Halkların Demokratik Partisi (HDP) Eş Genel Başkanı Sezai Temelli, Van’da gerçekleştirilen HDP Demokratik Yerel Yönetimler Çalıştayı’nın açılış konuşmasını yaptı.
Cumhurbaşkanı Recep Tayyip Erdoğan’ın “Biz Kürtler için her şeyi yaptık. Kürt meselesi var demek bana, bize hakarettir. Türkiye meselesi vardır, Türkiye'yi bir bütün olarak ele almak gerekir. Ben Kürtleri ayırmadım” sözlerini yorumlayan Temelli, “Kürt sorununun olduğunu” söyledi.
Temelli’nin konuya dair açıklaması şöyle:
“İnkar siyasetiyle yol almaya çalışmak akıl tutulması”
Baskının, zulmün, şiddetin sorumlusu hükümettir. Hükümet ayakta kalabilmek için savaştan şiddetten beslenmiştir ve bugün bu çaresizliğini devam ettiriyor. Cumhurbaşkanı hala çıkıp 'Kürt sorunu yok' diyor. Pes, insaf!
“Bu inkar siyasetiyle yol almaya çalışmak artık akılların tutulduğunu bize bütün çıplaklığı ile gösteriyor. Ne demek Kürt sorunu yoktur?
“Kürt sorunu, Kürtlerin sorunu değildir, Kürt sorunu küresel bir meseledir ve bu küresel meselenin kalbi Ortadoğu’da atmaktadır. Ortadoğu’da bu meseleyi çözecek olan siyaset bu coğrafyada yaratılmalıdır.
“Bu siyasetsizliktir, tükenmişliktir”
“Kürt meselesinin çözümüne müdahil olması gereken siyaset, o siyaseti yönetmekle mükellef olan şahsiyet çıkıp diyor ki 'Kürt sorunu yoktur'. Bu siyasetsizliktir, tükenmişliktir. Bu, siyaseti savaşla ikame etmektir.
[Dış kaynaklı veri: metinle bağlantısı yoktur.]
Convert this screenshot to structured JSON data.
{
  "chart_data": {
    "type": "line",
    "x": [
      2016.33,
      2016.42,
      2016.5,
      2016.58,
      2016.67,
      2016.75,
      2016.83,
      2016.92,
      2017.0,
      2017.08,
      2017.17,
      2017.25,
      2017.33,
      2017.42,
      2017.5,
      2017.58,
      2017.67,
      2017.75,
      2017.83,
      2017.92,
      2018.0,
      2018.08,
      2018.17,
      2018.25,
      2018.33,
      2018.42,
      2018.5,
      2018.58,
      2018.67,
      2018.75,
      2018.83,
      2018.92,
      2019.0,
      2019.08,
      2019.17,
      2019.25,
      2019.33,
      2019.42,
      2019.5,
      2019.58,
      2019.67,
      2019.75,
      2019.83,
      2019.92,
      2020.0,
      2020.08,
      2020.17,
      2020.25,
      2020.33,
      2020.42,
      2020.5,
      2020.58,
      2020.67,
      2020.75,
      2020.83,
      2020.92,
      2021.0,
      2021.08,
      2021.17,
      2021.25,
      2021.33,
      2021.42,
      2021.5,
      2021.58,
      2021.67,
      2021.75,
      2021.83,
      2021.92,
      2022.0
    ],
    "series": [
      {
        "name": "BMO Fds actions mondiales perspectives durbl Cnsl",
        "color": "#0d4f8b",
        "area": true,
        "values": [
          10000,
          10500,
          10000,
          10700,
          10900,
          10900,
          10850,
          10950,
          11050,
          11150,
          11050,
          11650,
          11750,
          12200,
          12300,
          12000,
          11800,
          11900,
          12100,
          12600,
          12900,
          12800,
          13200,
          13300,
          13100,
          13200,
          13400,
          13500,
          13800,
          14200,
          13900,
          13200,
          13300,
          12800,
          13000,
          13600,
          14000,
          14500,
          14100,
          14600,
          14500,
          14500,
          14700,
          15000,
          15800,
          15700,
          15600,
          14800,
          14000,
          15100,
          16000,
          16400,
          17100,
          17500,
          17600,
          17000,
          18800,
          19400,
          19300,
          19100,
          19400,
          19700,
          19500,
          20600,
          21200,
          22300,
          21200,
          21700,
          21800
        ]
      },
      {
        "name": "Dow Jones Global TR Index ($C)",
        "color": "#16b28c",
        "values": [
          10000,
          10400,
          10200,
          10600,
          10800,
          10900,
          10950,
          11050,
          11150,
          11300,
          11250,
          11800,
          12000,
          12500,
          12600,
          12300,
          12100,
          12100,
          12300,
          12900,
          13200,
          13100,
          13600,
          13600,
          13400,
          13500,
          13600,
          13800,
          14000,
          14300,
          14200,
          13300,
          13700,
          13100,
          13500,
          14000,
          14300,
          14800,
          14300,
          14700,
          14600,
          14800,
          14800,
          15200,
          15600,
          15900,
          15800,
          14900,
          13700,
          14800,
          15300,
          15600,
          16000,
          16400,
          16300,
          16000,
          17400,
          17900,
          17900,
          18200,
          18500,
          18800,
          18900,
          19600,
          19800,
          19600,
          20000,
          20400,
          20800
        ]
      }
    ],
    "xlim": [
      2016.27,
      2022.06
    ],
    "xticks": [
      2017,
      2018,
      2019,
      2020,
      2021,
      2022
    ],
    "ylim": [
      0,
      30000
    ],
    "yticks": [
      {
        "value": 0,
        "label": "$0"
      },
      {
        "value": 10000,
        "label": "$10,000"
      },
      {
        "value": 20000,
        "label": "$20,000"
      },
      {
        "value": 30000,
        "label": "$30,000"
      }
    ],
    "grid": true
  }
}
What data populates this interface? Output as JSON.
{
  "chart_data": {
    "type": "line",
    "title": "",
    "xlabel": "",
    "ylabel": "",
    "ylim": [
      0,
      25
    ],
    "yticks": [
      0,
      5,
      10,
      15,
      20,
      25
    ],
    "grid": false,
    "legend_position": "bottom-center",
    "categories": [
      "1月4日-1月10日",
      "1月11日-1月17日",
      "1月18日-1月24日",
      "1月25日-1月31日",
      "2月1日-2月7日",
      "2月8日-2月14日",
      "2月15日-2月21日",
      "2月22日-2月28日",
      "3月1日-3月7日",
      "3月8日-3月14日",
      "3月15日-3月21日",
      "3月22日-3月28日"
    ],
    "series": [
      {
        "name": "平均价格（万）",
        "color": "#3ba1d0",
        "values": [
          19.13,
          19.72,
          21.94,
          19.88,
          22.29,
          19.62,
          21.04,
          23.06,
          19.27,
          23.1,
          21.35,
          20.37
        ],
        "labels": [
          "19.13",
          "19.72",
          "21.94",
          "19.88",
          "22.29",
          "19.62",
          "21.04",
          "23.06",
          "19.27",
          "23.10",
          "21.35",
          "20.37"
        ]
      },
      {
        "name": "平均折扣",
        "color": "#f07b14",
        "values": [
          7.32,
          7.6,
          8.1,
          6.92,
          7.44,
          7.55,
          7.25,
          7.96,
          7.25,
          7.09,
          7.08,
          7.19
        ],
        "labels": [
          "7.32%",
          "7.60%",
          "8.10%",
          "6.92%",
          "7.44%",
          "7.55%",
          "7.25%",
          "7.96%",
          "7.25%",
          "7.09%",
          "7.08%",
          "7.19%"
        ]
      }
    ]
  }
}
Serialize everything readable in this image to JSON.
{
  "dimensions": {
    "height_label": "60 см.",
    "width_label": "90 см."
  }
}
“Bu; toplumu, siyaseti, insanları yok saymaktır. İnsansız, siyasetsiz, toplumsuz, haklarsız topluma saldırmaya devam ediyorlar. Hakurkê’de, Afrin’de yaşanan budur. Suriye’de yaşanan budur. Siyaseti, hakları yok saymak dediğimiz budur.
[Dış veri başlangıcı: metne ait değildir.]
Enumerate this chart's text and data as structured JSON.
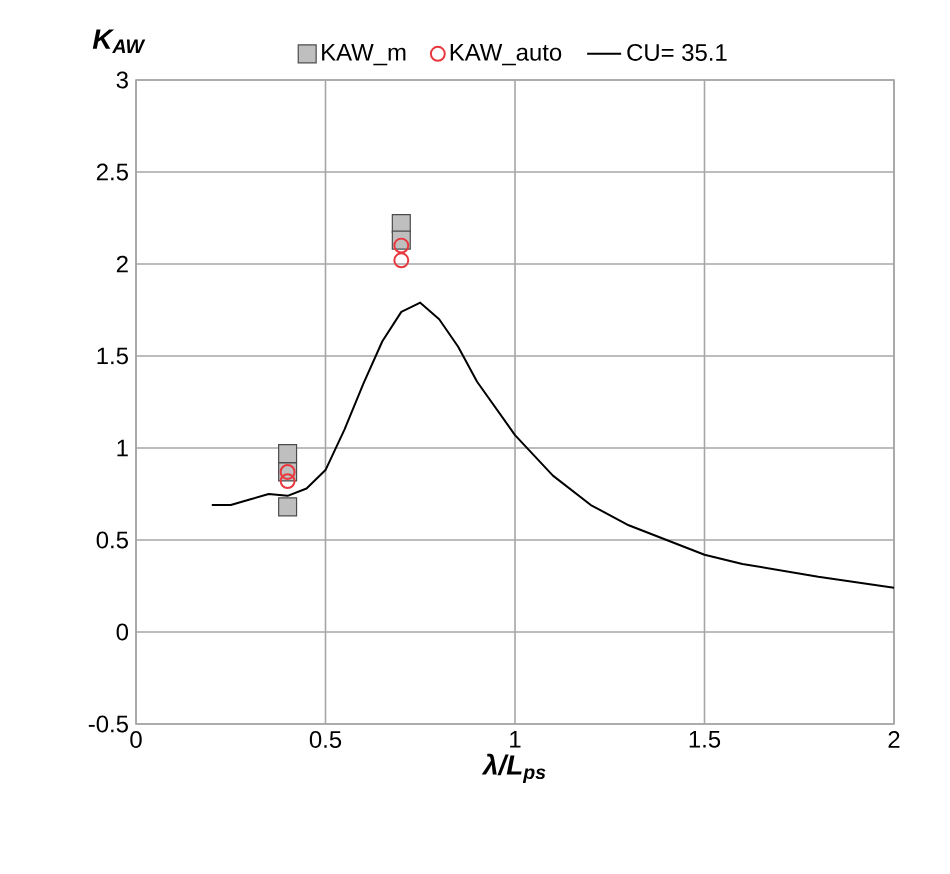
{
  "chart_data": {
    "type": "line",
    "xlabel": "λ/L$_{ps}$",
    "ylabel": "K$_{AW}$",
    "xlim": [
      0,
      2
    ],
    "ylim": [
      -0.5,
      3
    ],
    "xticks": [
      0,
      0.5,
      1,
      1.5,
      2
    ],
    "yticks": [
      -0.5,
      0,
      0.5,
      1,
      1.5,
      2,
      2.5,
      3
    ],
    "grid": true,
    "legend": "top",
    "series": [
      {
        "name": "KAW_m",
        "type": "scatter",
        "marker": "square",
        "color": "#bfbfbf",
        "x": [
          0.4,
          0.4,
          0.4,
          0.7,
          0.7
        ],
        "values": [
          0.97,
          0.87,
          0.68,
          2.22,
          2.13
        ]
      },
      {
        "name": "KAW_auto",
        "type": "scatter",
        "marker": "circle",
        "color": "#e8383d",
        "x": [
          0.4,
          0.4,
          0.7,
          0.7
        ],
        "values": [
          0.87,
          0.82,
          2.1,
          2.02
        ]
      },
      {
        "name": "CU= 35.1",
        "marker": "none",
        "color": "#000000",
        "x": [
          0.2,
          0.25,
          0.3,
          0.35,
          0.4,
          0.45,
          0.5,
          0.55,
          0.6,
          0.65,
          0.7,
          0.75,
          0.8,
          0.85,
          0.9,
          1.0,
          1.1,
          1.2,
          1.3,
          1.4,
          1.5,
          1.6,
          1.8,
          2.0
        ],
        "values": [
          0.69,
          0.69,
          0.72,
          0.75,
          0.74,
          0.78,
          0.88,
          1.1,
          1.35,
          1.58,
          1.74,
          1.79,
          1.7,
          1.55,
          1.36,
          1.07,
          0.85,
          0.69,
          0.58,
          0.5,
          0.42,
          0.37,
          0.3,
          0.24
        ]
      }
    ]
  }
}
“Dört yıl soyunca tecridin ve savaş politikalarının yarattığı tahribat bütün boyutları ile ortadadır. Bütün dünya siyaset sahnesinde bunu izliyoruz. Ve hala çıkıp 'Kürt sorunu yoktur' diyebiliyorlar.”
“Kürt sorunu tüm sorunların kavşağındadır”
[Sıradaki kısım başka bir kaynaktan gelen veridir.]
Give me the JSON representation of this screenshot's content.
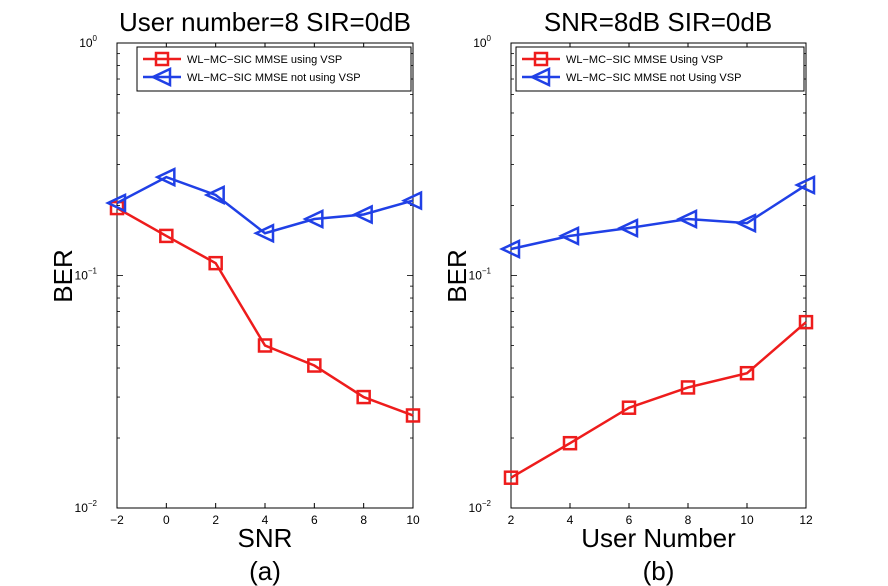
{
  "colors": {
    "series_a": "#ee1c1c",
    "series_b": "#2040e6",
    "axis": "#000000"
  },
  "chart_data": [
    {
      "type": "line",
      "title": "User number=8 SIR=0dB",
      "xlabel": "SNR",
      "ylabel": "BER",
      "caption": "(a)",
      "xscale": "linear",
      "yscale": "log",
      "xlim": [
        -2,
        10
      ],
      "ylim": [
        0.01,
        1
      ],
      "xticks": [
        -2,
        0,
        2,
        4,
        6,
        8,
        10
      ],
      "x": [
        -2,
        0,
        2,
        4,
        6,
        8,
        10
      ],
      "legend_position": "top-right",
      "series": [
        {
          "name": "WL−MC−SIC MMSE using VSP",
          "marker": "square",
          "color": "#ee1c1c",
          "values": [
            0.195,
            0.148,
            0.113,
            0.05,
            0.041,
            0.03,
            0.025
          ]
        },
        {
          "name": "WL−MC−SIC MMSE not using VSP",
          "marker": "triangle-left",
          "color": "#2040e6",
          "values": [
            0.205,
            0.265,
            0.222,
            0.152,
            0.175,
            0.183,
            0.21
          ]
        }
      ]
    },
    {
      "type": "line",
      "title": "SNR=8dB SIR=0dB",
      "xlabel": "User Number",
      "ylabel": "BER",
      "caption": "(b)",
      "xscale": "linear",
      "yscale": "log",
      "xlim": [
        2,
        12
      ],
      "ylim": [
        0.01,
        1
      ],
      "xticks": [
        2,
        4,
        6,
        8,
        10,
        12
      ],
      "x": [
        2,
        4,
        6,
        8,
        10,
        12
      ],
      "legend_position": "top-right",
      "series": [
        {
          "name": "WL−MC−SIC MMSE Using VSP",
          "marker": "square",
          "color": "#ee1c1c",
          "values": [
            0.0135,
            0.019,
            0.027,
            0.033,
            0.038,
            0.063
          ]
        },
        {
          "name": "WL−MC−SIC MMSE not Using VSP",
          "marker": "triangle-left",
          "color": "#2040e6",
          "values": [
            0.13,
            0.148,
            0.16,
            0.175,
            0.168,
            0.245
          ]
        }
      ]
    }
  ]
}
“Kürt sorunu vardır. Kürt sorunu bizatihi tüm sorunların kavşağındadır. Bu sorunu çözmeden hiçbir sorunu çözemezseniz. Bu sorun diğer bütün sorunlarla organik bir buluşmayı yaratıyor.
“Kadın meselesinden emek meselesine kadar hangi meseleye bakarsanız iktidar tam da çözümsüzlükten beslendiği için, toplumsal haklar, demokrasi, barış konusunda adım atmadan kendisini dayatmaya devam ediyor.”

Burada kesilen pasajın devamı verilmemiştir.